Auch um die B-Vitamine (enthalten unter anderem in Fleisch, Hefe und Hülsenfrüchten) kommt man nicht herum. Sie kurbeln den Stoffwechsel der Haarwurzel an und sorgen für eine gesunde Kopfhaut.
Vitamin A
sorgt für ein gesundes Haarwachstum. Eine Überdosierung an Vitamin A kann jedoch unerwünschten Haarausfall bewirken. Wird Vitamin A allein über die Nahrung aufgenommen, ist eine Überdosierung aber extrem unwahrscheinlich.
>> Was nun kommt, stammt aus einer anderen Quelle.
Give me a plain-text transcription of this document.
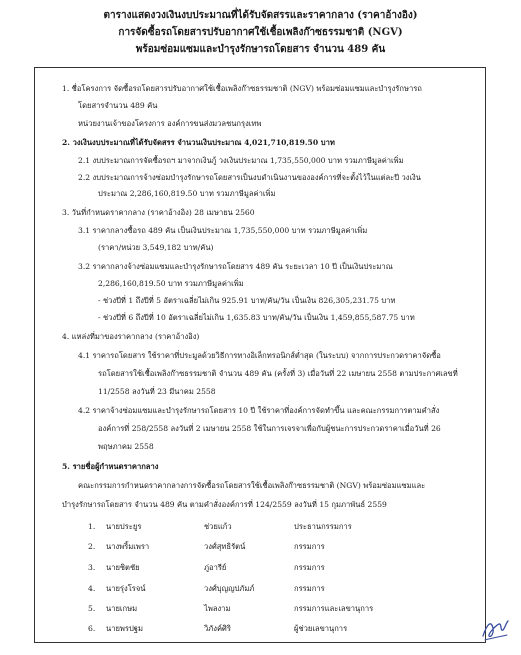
ตารางแสดงวงเงินงบประมาณที่ได้รับจัดสรรและราคากลาง (ราคาอ้างอิง)
การจัดซื้อรถโดยสารปรับอากาศใช้เชื้อเพลิงก๊าซธรรมชาติ (NGV)
พร้อมซ่อมแซมและบำรุงรักษารถโดยสาร จำนวน 489 คัน
1. ชื่อโครงการ จัดซื้อรถโดยสารปรับอากาศใช้เชื้อเพลิงก๊าซธรรมชาติ (NGV) พร้อมซ่อมแซมและบำรุงรักษารถ
โดยสารจำนวน 489 คัน
หน่วยงานเจ้าของโครงการ องค์การขนส่งมวลชนกรุงเทพ
2. วงเงินงบประมาณที่ได้รับจัดสรร จำนวนเงินประมาณ 4,021,710,819.50 บาท
2.1 งบประมาณการจัดซื้อรถฯ มาจากเงินกู้ วงเงินประมาณ 1,735,550,000 บาท รวมภาษีมูลค่าเพิ่ม
2.2 งบประมาณการจ้างซ่อมบำรุงรักษารถโดยสารเป็นงบดำเนินงานขององค์การที่จะตั้งไว้ในแต่ละปี วงเงิน
ประมาณ 2,286,160,819.50 บาท รวมภาษีมูลค่าเพิ่ม
3. วันที่กำหนดราคากลาง (ราคาอ้างอิง) 28 เมษายน 2560
3.1 ราคากลางซื้อรถ 489 คัน เป็นเงินประมาณ 1,735,550,000 บาท รวมภาษีมูลค่าเพิ่ม
(ราคา/หน่วย 3,549,182 บาท/คัน)
3.2 ราคากลางจ้างซ่อมแซมและบำรุงรักษารถโดยสาร 489 คัน ระยะเวลา 10 ปี เป็นเงินประมาณ
2,286,160,819.50 บาท รวมภาษีมูลค่าเพิ่ม
- ช่วงปีที่ 1 ถึงปีที่ 5 อัตราเฉลี่ยไม่เกิน 925.91 บาท/คัน/วัน เป็นเงิน 826,305,231.75 บาท
- ช่วงปีที่ 6 ถึงปีที่ 10 อัตราเฉลี่ยไม่เกิน 1,635.83 บาท/คัน/วัน เป็นเงิน 1,459,855,587.75 บาท
4. แหล่งที่มาของราคากลาง (ราคาอ้างอิง)
4.1 ราคารถโดยสาร ใช้ราคาที่ประมูลด้วยวิธีการทางอิเล็กทรอนิกส์ต่ำสุด (ในระบบ) จากการประกวดราคาจัดซื้อ
รถโดยสารใช้เชื้อเพลิงก๊าซธรรมชาติ จำนวน 489 คัน (ครั้งที่ 3) เมื่อวันที่ 22 เมษายน 2558 ตามประกาศเลขที่
11/2558 ลงวันที่ 23 มีนาคม 2558
4.2 ราคาจ้างซ่อมแซมและบำรุงรักษารถโดยสาร 10 ปี ใช้ราคาที่องค์การจัดทำขึ้น และคณะกรรมการตามคำสั่ง
องค์การที่ 258/2558 ลงวันที่ 2 เมษายน 2558 ใช้ในการเจรจาเพื่อกับผู้ชนะการประกวดราคาเมื่อวันที่ 26
พฤษภาคม 2558
5. รายชื่อผู้กำหนดราคากลาง
คณะกรรมการกำหนดราคากลางการจัดซื้อรถโดยสารใช้เชื้อเพลิงก๊าซธรรมชาติ (NGV) พร้อมซ่อมแซมและ
บำรุงรักษารถโดยสาร จำนวน 489 คัน ตามคำสั่งองค์การที่ 124/2559 ลงวันที่ 15 กุมภาพันธ์ 2559
1. นายประยูร	ช่วยแก้ว	ประธานกรรมการ
2. นางพริ้มเพรา	วงศ์สุทธิรัตน์	กรรมการ
3. นายชิตชัย	ภู่อารีย์	กรรมการ
4. นายรุ่งโรจน์	วงศ์บุญญปภัมภ์	กรรมการ
5. นายเกษม	ไพลงาม	กรรมการและเลขานุการ
6. นายพรปฐม	วิภังค์ศิริ	ผู้ช่วยเลขานุการ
Es ist zum Beispiel in Leber, Käse und Karotten enthalten.

Gut zu wissen

Eine gesunde und ausgewogene Ernährung deckt all diese Stoffe normalerweise ausreichend ab, sodass eine zusätzliche Aufnahme z.B. in Form von Tabletten meist nicht notwendig ist. Vegetarier können unter Umständen einen Mangel an Eisen und B-Vitaminen aufweisen, da sie auf das Fleisch, welches reich an diesen Stoffen ist, verzichten. Hier kann die Einnahme von Nahrungsergänzungspräparaten sinnvoll sein.

Kleiner Exkurs in die Welt der Haarpflege

Die passenden Pflegeprodukte finden​

Wer kennt ihn nicht, den Dschungel aus Haarpflegeprodukten, der im Drogeriemarkt in den Regalen steht?
Das richtige Produkt für die eigenen Haare zu finden, gleicht dort hin und wieder der Suche nach der Nadel im Heuhaufen. So gut wie jeder verwendet ein Haarshampoo. Dessen reinigende Wirkung entsteht durch die enthaltenen Tenside. Zusätzlich sind meist noch eine Menge anderer Inhaltsstoffe vorzufinden, die nicht zwingend zur Haarreinigung benötigt werden. Hierzu gehören zum Beispiel Weichmacher, Parfüm und Schaumverstärker.
Wer gut auf diese Zusatzstoffe verzichten kann, der findet vielleicht in der Bio-Abteilung das richtige Shampoo.

Richtiges Shampoo

Bei der Wahl des richtigen Shampoos kommt es auf den eigenen Haartyp an. Neigt man eher zu trockenem Haar, so sollte das Shampoo einen geringen Anteil an Tensiden enthalten. Fettiges Haar verträgt durchaus einen höheren Tensidgehalt.

Massage

Ein Pflegeschritt, der oft vergessen wird, ist die Kopfhautmassage. Egal ob unter der Dusche oder zwischendurch, durch eine Kopfhautmassage wird die Durchblutung der Kopfhaut angeregt. So können die Haarwurzeln besser arbeiten. Ein gutes Beispiel, wie das Angenehme mit dem Nützlichen verbunden werden kann.

Pflegende Spülungen

Die Möglichkeiten der Haarpflege sind natürlich nicht auf Haarshampoos begrenzt. Spülungen, Kuren, Haaröl und Hitzeschutzsprays stellen nur einen kleinen Teil der Möglichkeiten dar, seinem Haar Extra-Aufmerksamkeit zukommen zu lassen.

Eine Spülung anschließend an die Haarwäsche dient dazu, die Schuppenschicht des Haares zu glätten.
Eine Haarkur sollte nur etwa einmal die Woche angewendet werden. Sie dient dazu, beanspruchtes Haar intensiv zu pflegen. Auch auf trockenem Haar können Pflegeprodukte angewandt werden. So kann zum Beispiel eine kleine Menge Haaröl (alternativ auch Olivenöl) in die Spitzen einmassiert werden, um sie mit einer Extraportion Feuchtigkeit zu versorgen.